From Hollywood, we had the ham-fisted men-as-boys Adam Sandler and pals comedy Grown Ups and the Jerry Bruckheimer action-comedy extravaganza The Sorcerer's Apprentice, with Jay Baruchel and Nicolas Cage in an overwrought, effects-heavy bit of eye-catching nonsense. At least it wasn't in 3D. On the other hand, Joe Dante's The Hole is one of the finest uses of 3D we've seen since Avatar, subtly using it to make the imagery deeper rather than gimmicky in this old-style kid's adventure-thriller. More adult thrills came in the British horror F, about a gang of terrifying hooded students, although there isn't much to it.
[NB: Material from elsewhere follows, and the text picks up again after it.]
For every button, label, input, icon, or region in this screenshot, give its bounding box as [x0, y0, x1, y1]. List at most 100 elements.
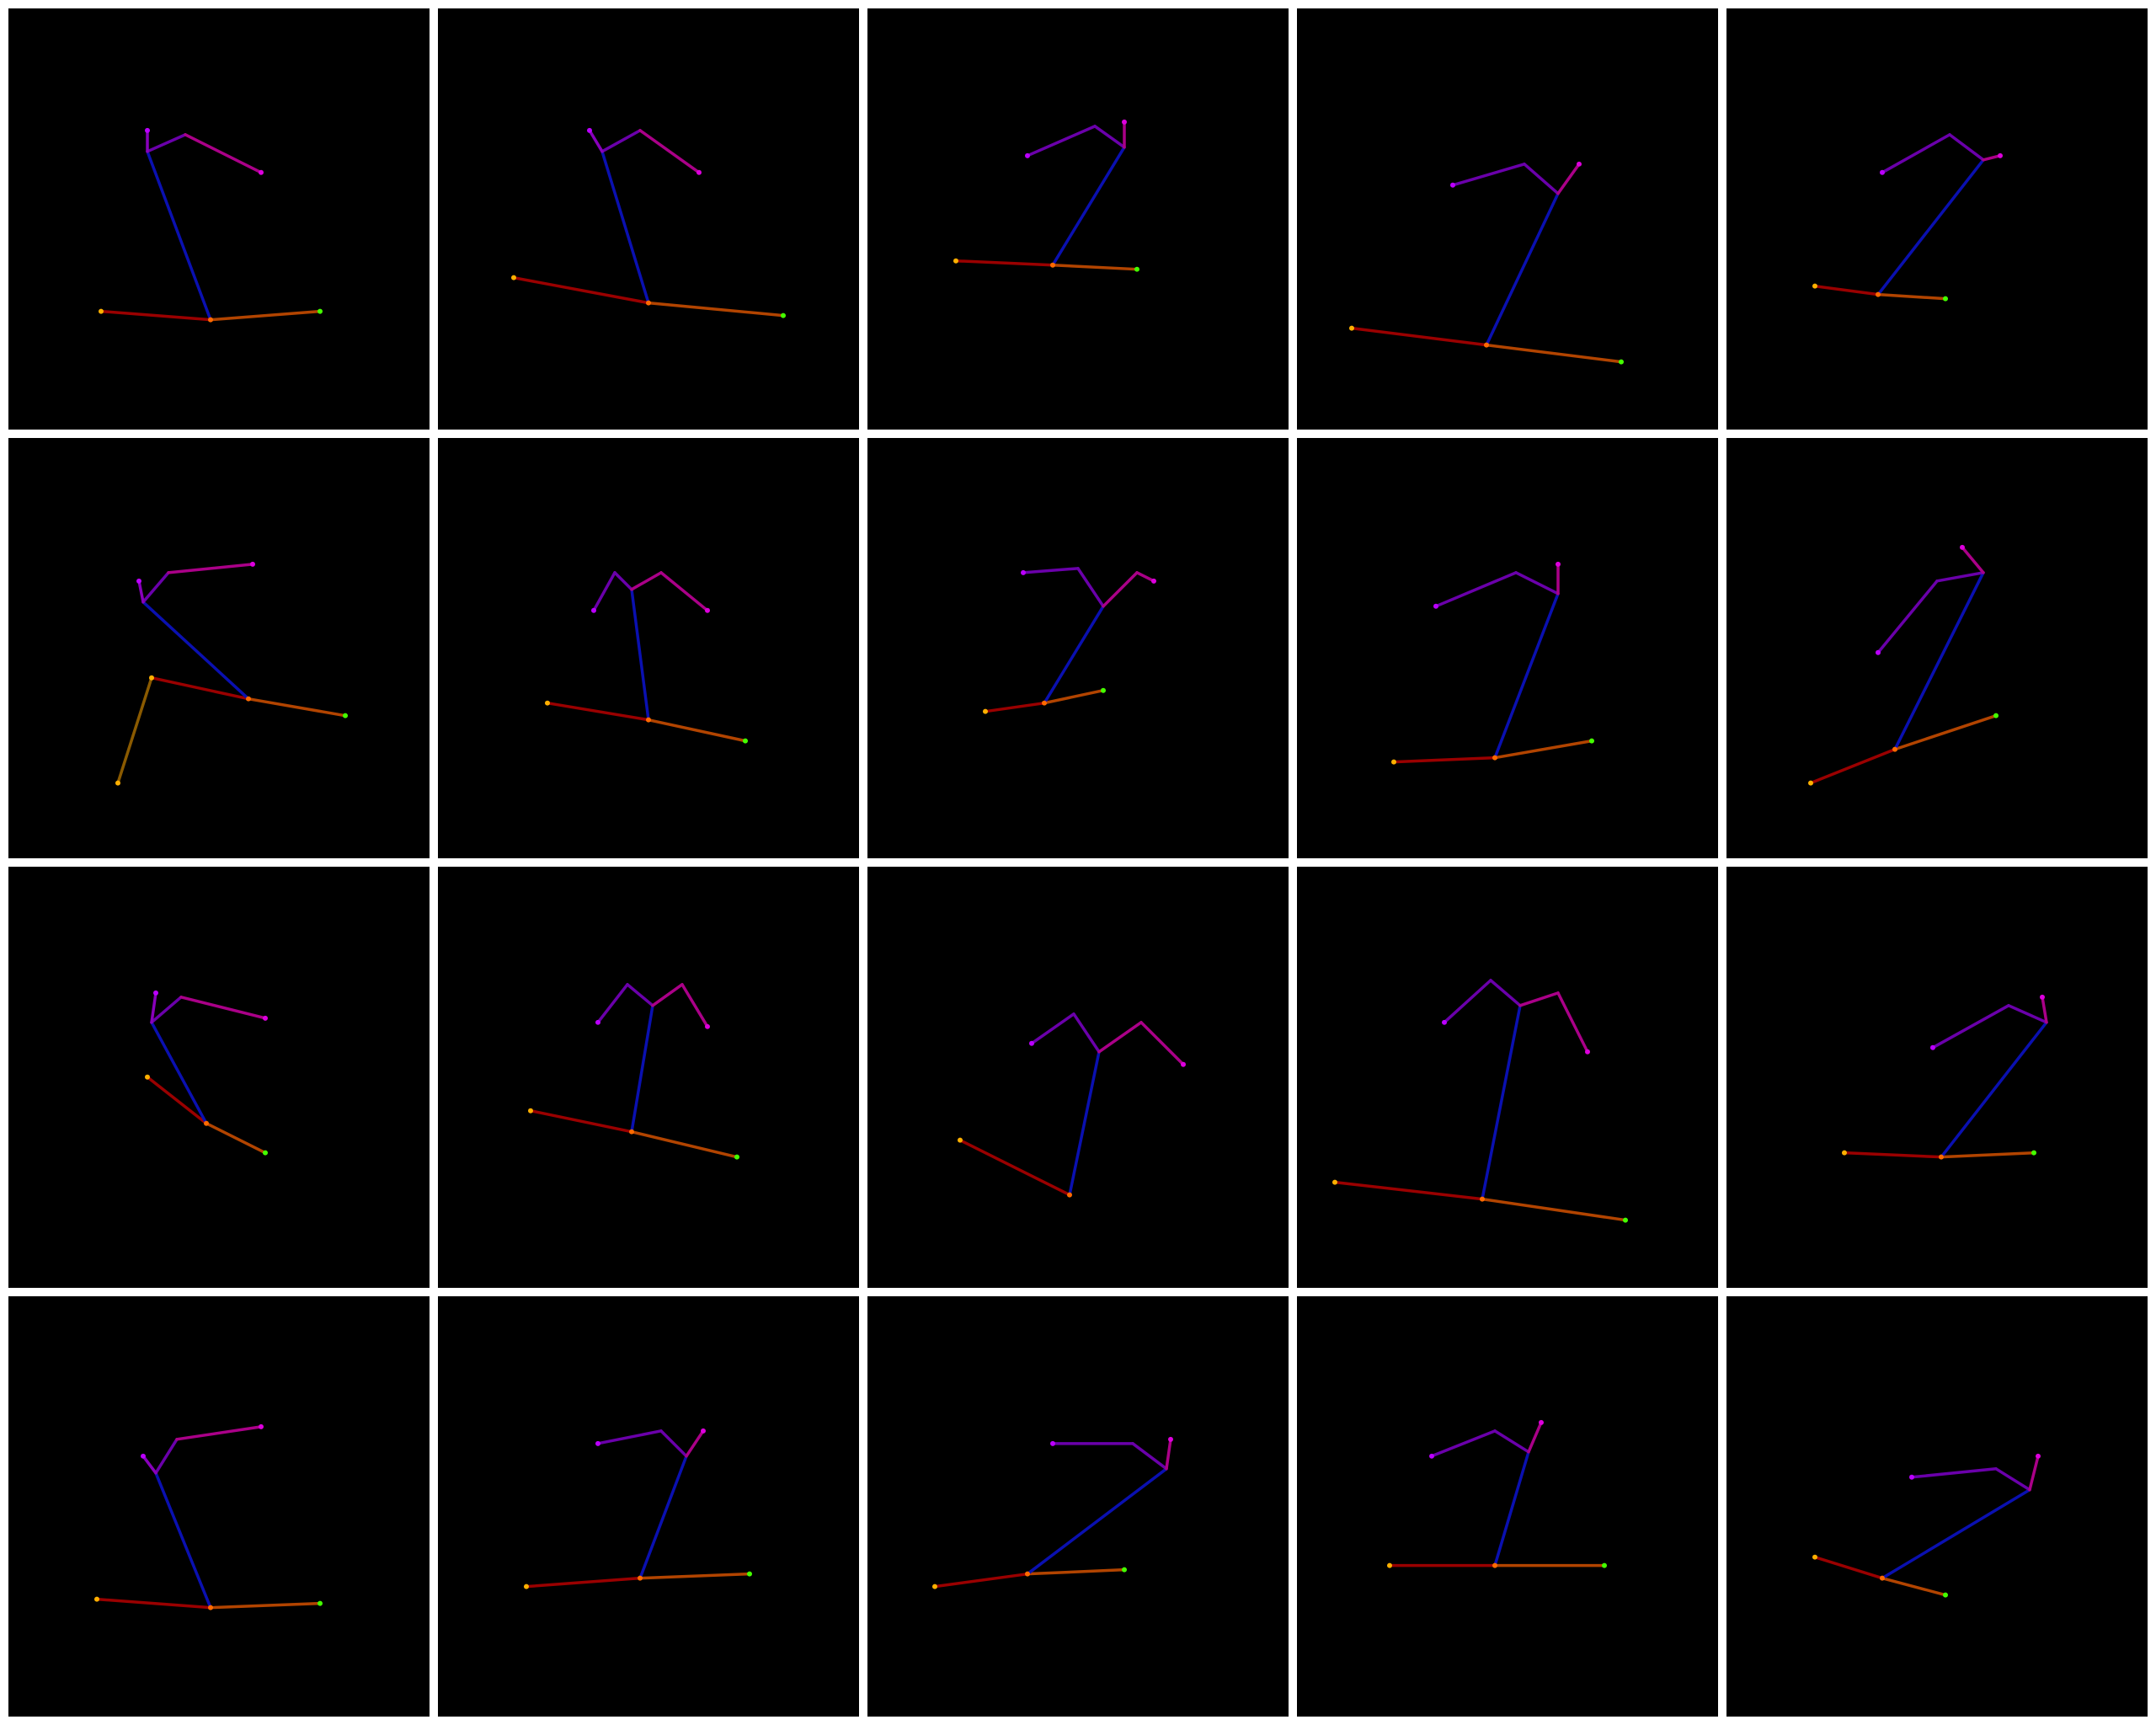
pose-joint [953, 258, 958, 264]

More horror came in the British-Dutch ick-fest The Human Centipede, which makes me queasy just thinking about it.
But by far the best and most original film of the week (if not the year) was the British biopic The Arbor, which blurs fiction and documentary to tell the life story of young playwright Andrea Dunbar. It's a stunner.
This week's offerings include Francois Ozon's Le Refuge, the crime drama Dog Pound, the British comedy A Town Called Panic and the British gang drama Down Terrace. Sadly, with this week's announcement of the abolishment of the UK Film Council, we probably won't have quite as many British films this time next year.